Open borismarin opened 9 years ago

borismarin commented 9 years ago

How are we supposed to capture things like (from https://github.com/LEMS/LEMS/blob/master/examples/example1.xml)

<iaf1 id="celltype_a" threshold="-30 mV" refractoryPeriod="2 ms" capacitance="3uF" />

in the schema???

borismarin commented 9 years ago

maybe http://stackoverflow.com/questions/943659/how-can-i-define-an-xsd-file-that-allows-unknown-wildcard-elements

borismarin commented 9 years ago

or we can always xslt <iaf ...> into <Component type="iaf"> before any validation.

tarelli commented 9 years ago

Not a big fan of <iaf1 it's a shortcut useful only if you think about hand writing LEMS which I personally don't think should be the target.

borismarin commented 9 years ago

I know that @tarelli doesn't like the shorthand notation, but given that 99% of examples use that, a nice automagic conversion wouldn't hurt.

pgleeson commented 9 years ago

I think the bones of an xsl file for the conversion is here: https://github.com/LEMS/pylems/blob/rewrite/xsl/canonical.xsl

borismarin commented 9 years ago

That's useful, @pgleeson. BTW, we need you (and @robertcannon) to make a list of all deprecated constructs in LEMS, so that we can have an "ideal" schema with only supported elements.

robertcannon commented 9 years ago

@tarelli why don't you think hand-writing lems should be the target? In my mind, writing models is like programming, so lems is analogous to a programming language. I wouldn't want to use a programming language without a good IDE, but equally I've never found any value in visual development tools that hide the code (either for programming languages or for XML in fact). Despite (and because of) having invested a fair amount of time in gui-driven model development tools in the past, I suspect that anything that is gui-only is not much use - the goal should be more like a language-aware IDE, in which case the appearance and readability of the code is paramount.

@borismarin for the new lemsml.model and API I'm only including non-deprecated stuff so I hope we can avoid getting it polluted with things we no longer want. I'd expect we can achieve backward compatibility just with xsl transforms to migrate models rather than having to actually implement the deprecated constructs. Re the schema, yes, the <iaf business makes it un-schema'able. I'd be inclined to support only Component type=... in the schema and regard the <iaf variant as as a shorthand to be converted to canonical form before validation (or use some technology other than xml-schema, but I wouldn't know where to start on that).

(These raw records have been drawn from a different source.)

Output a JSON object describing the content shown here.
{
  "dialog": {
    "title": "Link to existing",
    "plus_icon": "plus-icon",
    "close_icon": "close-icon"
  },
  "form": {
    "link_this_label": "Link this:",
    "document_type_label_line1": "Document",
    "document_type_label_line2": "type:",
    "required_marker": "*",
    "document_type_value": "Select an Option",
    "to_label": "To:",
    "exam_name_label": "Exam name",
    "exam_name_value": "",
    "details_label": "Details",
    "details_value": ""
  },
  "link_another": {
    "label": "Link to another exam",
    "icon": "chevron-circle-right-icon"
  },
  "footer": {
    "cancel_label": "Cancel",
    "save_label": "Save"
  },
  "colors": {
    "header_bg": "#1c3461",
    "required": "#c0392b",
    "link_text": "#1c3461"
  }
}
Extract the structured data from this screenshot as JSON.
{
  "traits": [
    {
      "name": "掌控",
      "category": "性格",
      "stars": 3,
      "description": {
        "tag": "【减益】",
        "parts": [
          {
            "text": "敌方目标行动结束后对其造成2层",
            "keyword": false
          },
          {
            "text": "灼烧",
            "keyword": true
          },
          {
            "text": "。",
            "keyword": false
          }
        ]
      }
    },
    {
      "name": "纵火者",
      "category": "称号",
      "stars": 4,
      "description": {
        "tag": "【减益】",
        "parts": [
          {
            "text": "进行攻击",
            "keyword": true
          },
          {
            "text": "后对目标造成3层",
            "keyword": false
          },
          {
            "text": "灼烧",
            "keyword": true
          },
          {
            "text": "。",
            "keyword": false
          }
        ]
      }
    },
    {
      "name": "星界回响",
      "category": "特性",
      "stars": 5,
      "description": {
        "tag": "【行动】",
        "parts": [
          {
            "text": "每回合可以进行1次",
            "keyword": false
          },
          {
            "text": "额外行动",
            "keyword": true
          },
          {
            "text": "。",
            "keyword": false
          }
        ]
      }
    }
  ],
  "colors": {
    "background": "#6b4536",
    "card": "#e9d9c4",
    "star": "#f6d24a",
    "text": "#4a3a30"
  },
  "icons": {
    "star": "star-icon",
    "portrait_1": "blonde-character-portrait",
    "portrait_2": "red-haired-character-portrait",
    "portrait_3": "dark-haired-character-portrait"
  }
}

adrianq commented 9 years ago

@borismarin and I have been working in the xslt transformation.

@pgleeson this is the new xsl generated from the bones you suggested: https://github.com/tarelli/org.lemsml.model/blob/boris/src/main/resources/Schemas/canonical.xslt

There are two things missing in the xslt:

We have generated some tests and utils classes here: https://github.com/tarelli/org.lemsml.model/tree/boris/src/test/java/org/lemsml/model/test They allow to validate again the schema, unmarshall a LEMS docs and XSLT transform the document.

robertcannon commented 9 years ago

Hi, for the first point you should be able to write it so you only need the elements that can occur at the top level in LEMS - Target,Dimension,Unit,Assertion,Insertion,Constant and ComponentType. All the others only occur inside ComponetTypes so if you just copy the whole element as-is without recursively applying templates then the transform shouldn't need to know anything about the contents.